Officials from both sides said the prisoner swap would be one of the most positive signs yet in the civil war, which has killed almost 6,000 people and drawn in foreign powers.

Abdel-Hakim al-Hasani, a senior southern militia leader, said 360 members of the Houthi movement held in Aden would be exchanged for 265 southern civilians and fighters at midday following tribal mediation.

An official from the Houthi-run prisons authority in the capital Sanaa said southern prisoners had boarded buses on their way to the exchange venue in central Yemen.

Witnesses in Aden said they saw buses guarded by local fighters travelling through the city, apparently heading to the exchange venue.

Despite the swap, both sides traded accusations of violating the truce, which included a pause in air strikes by a Saudi-led Arab alliance.

Brigadier General Sharaf Luqman, a spokesman for Yemeni forces loyal to former president Ali Abdullah Saleh, who is allied with the Houthis, said a “serious escalation by land, sea and air is taking place by the alliance in various areas,” according to the Houthi-controlled Saba news agency.

Luqman said strikes from the sea were taking place on the Red Sea port city of Hodaida, while ground forces carried out attacks on Taez city in southwestern Yemen and air strikes by the Arab coalition had not stopped.

“We will not stay hand-tied but we will respond strongly towards the breaches that are taking place by the alliance and their mercenaries,” Luqman said.
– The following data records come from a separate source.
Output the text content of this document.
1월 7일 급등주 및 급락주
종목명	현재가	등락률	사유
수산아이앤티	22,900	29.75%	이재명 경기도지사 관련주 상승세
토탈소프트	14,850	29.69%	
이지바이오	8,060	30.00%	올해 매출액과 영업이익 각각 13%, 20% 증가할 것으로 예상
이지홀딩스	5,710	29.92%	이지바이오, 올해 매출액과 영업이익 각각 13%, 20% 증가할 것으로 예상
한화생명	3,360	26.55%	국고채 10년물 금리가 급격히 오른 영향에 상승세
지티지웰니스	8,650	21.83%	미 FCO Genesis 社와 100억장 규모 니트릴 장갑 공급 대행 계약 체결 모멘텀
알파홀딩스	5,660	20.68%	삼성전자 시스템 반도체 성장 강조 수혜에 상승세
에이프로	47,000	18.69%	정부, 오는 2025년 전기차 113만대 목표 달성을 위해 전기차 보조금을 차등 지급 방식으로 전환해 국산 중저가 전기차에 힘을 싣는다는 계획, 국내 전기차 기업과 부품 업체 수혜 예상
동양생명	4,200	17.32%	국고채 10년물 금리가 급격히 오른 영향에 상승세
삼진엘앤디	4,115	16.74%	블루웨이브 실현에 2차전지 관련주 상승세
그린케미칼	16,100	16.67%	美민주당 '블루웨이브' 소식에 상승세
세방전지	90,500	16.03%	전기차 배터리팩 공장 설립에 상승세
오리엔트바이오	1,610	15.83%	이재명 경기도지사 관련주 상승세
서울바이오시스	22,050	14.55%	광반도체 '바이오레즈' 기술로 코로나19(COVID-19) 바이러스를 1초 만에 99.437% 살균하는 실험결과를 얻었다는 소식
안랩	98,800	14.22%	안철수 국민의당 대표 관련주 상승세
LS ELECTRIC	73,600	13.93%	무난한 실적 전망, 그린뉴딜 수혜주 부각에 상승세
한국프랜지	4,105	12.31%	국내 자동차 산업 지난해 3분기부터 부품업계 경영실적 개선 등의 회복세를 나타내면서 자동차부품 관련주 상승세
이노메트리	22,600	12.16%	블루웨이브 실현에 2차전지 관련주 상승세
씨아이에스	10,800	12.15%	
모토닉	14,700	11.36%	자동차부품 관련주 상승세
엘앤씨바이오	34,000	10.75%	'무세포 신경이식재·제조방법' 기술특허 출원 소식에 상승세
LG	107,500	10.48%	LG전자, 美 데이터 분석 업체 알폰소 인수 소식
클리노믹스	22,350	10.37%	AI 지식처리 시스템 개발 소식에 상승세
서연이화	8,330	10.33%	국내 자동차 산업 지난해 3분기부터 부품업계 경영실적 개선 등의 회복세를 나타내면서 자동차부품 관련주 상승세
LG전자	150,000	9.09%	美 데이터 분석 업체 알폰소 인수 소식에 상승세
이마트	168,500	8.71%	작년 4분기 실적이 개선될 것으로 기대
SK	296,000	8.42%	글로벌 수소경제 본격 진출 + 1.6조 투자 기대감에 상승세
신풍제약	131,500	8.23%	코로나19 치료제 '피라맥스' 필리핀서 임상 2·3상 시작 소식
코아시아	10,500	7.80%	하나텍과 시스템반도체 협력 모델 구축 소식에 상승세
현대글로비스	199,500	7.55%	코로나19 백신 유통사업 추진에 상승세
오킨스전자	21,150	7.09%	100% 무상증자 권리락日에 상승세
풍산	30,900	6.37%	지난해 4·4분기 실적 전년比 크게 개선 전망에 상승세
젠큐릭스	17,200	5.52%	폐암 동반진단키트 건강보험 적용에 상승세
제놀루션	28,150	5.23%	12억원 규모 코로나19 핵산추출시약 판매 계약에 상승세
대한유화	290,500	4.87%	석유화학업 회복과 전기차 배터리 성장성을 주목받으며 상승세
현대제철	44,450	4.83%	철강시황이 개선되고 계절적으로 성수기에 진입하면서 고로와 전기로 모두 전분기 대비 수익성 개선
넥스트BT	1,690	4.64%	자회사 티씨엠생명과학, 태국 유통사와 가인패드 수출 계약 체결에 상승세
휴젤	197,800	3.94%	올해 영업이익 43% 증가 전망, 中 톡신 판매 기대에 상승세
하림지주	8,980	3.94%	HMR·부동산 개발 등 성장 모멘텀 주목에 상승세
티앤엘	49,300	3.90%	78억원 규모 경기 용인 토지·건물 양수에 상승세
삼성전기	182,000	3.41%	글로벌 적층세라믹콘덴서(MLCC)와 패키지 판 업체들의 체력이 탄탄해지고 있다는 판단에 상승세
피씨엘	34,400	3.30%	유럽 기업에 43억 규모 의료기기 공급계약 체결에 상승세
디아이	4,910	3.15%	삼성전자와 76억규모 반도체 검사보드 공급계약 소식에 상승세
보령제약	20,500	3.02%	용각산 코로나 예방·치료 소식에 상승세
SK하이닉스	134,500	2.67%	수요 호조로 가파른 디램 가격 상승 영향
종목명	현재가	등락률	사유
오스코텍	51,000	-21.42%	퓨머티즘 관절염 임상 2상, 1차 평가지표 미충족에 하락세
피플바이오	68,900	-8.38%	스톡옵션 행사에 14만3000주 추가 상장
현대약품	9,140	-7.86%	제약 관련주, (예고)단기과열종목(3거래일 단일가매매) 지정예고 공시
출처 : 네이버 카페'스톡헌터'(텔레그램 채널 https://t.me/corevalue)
The Hadi-run sabanew.net news agency said five loyalist fighters and three civilians were killed in Houthi shelling in the central city of Taez shortly after the ceasefire began. The agency quoted a medical source as saying 17 people were wounded.

U.N. Secretary-General Special Envoy Ismail Ould Cheikh Ahmed open with delegations from Sanaa the Yemen peace talks in Switzerland.

U.N. Secretary-General Special Envoy Ismail Ould Cheikh Ahmed open with delegations from Sanaa the Yemen peace talks in Switzerland.